Food Stories and Recollections

Tales from Wales and Speckled Bread

Some things I have always found hard to resist, and most of my food memories growing up involve my Nan in some way or another. It is not necessarily the variety of the food, most of it was very traditional – e.g. meat, potato and veg sort of affair – and even pasta would be considered exotic. The thing was it always felt homely and always properly cooked. My parents considered me a fussy eater as a kid, I tend to thing that I just do not like badly cooked food and that was the case when I was young too, but my nan got me eating things (basically green veg) without so much hassle. I think I’ve mentioned before that she used to send me Welsh Cakes to me in the post whilst I was a student; they were always a great treat and something that never used to last long with either me or my housemates.

Bara Brith

But my favourite thing I’ve always got from her, and she always makes me one whenever I come down and see her, is Bara Brith. It is supposedly translated to ‘Speckled Bread’ and is a type of tea cake. It could be said that it is a variation on a Selkirk Bannock cake but it doesn’t have butter or milk in it, and likewise the Bannock isn’t soaked in tea or use eggs. Bara Brith originated, or so the story goes, from adding fruit to the surplus bread dough when baking once a week. Some also say that there are South and North Wales variants, I slightly disagree with this, but it is certainly true that the adapted recipe that my nan uses does originate from South Wales as way to bake the cake without using yeast to make it easier for industrial (i.e. miners) families to bake it. I think I actually prefer it this way too because it makes it a lot more richer. I am not sure whether there is any sort of originality in this recipe, I certainly know it is old, but how old I am not sure. To quote my Nan (yes, she did say that): “I got it from Mrs Jones, who used to live on Llandaff Road, a long time ago.” I am probably certain it is from either the late forties or early fifties when my grandparents used to run a grocery shop, as this was typical of the stories she used to tell me from those days. It is a simple recipe, but simply delightful.

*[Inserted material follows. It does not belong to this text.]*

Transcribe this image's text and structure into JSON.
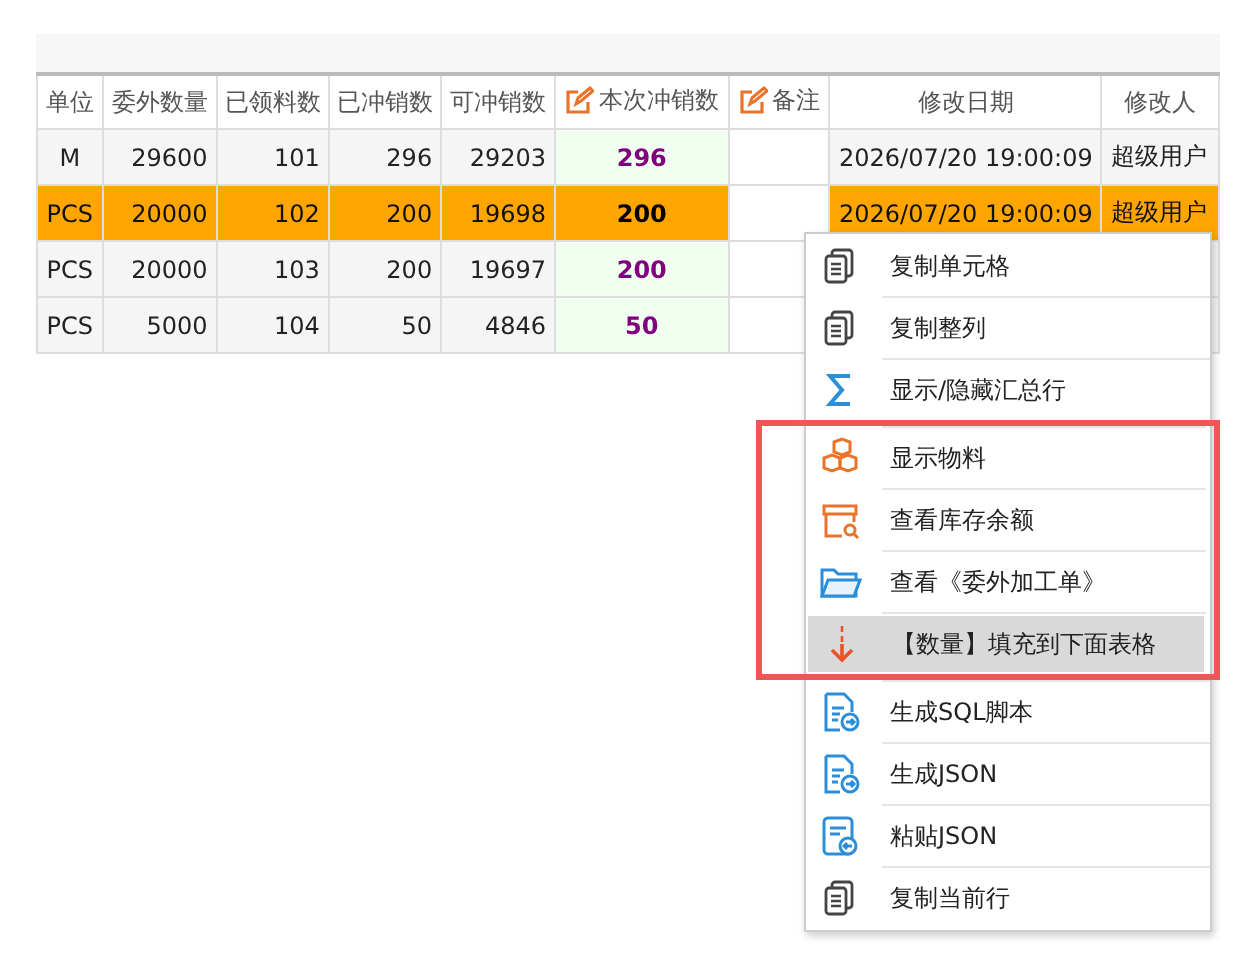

Bara Brith – Speckled Bread

SimplesSoak Overnight

1/2 lb Dried Fruit (traditionally sultanas / currants) in 1/4 pt + 2 tablespoons of hot tea (any will do but try Earl / Lady Grey)

Next Day

4 oz Brown (or Demerara) Sugar

1/2 teaspoon of mixed spice (cinnamon, nutmeg, allspice or cloves and ginger)

1 beaten Egg

8 oz of self rising flour

Mix all the above ingredients into the soaked tea and fruit. Grease a tin loaf (you may use parchment paper too) and preheat the over to 170°C. Add all the combined ingredients to the tin loaf and bake for one and half hours, ensuring that a knife can come out clean if inserted into the cake. Slice and serve with butter, with a pot of tea.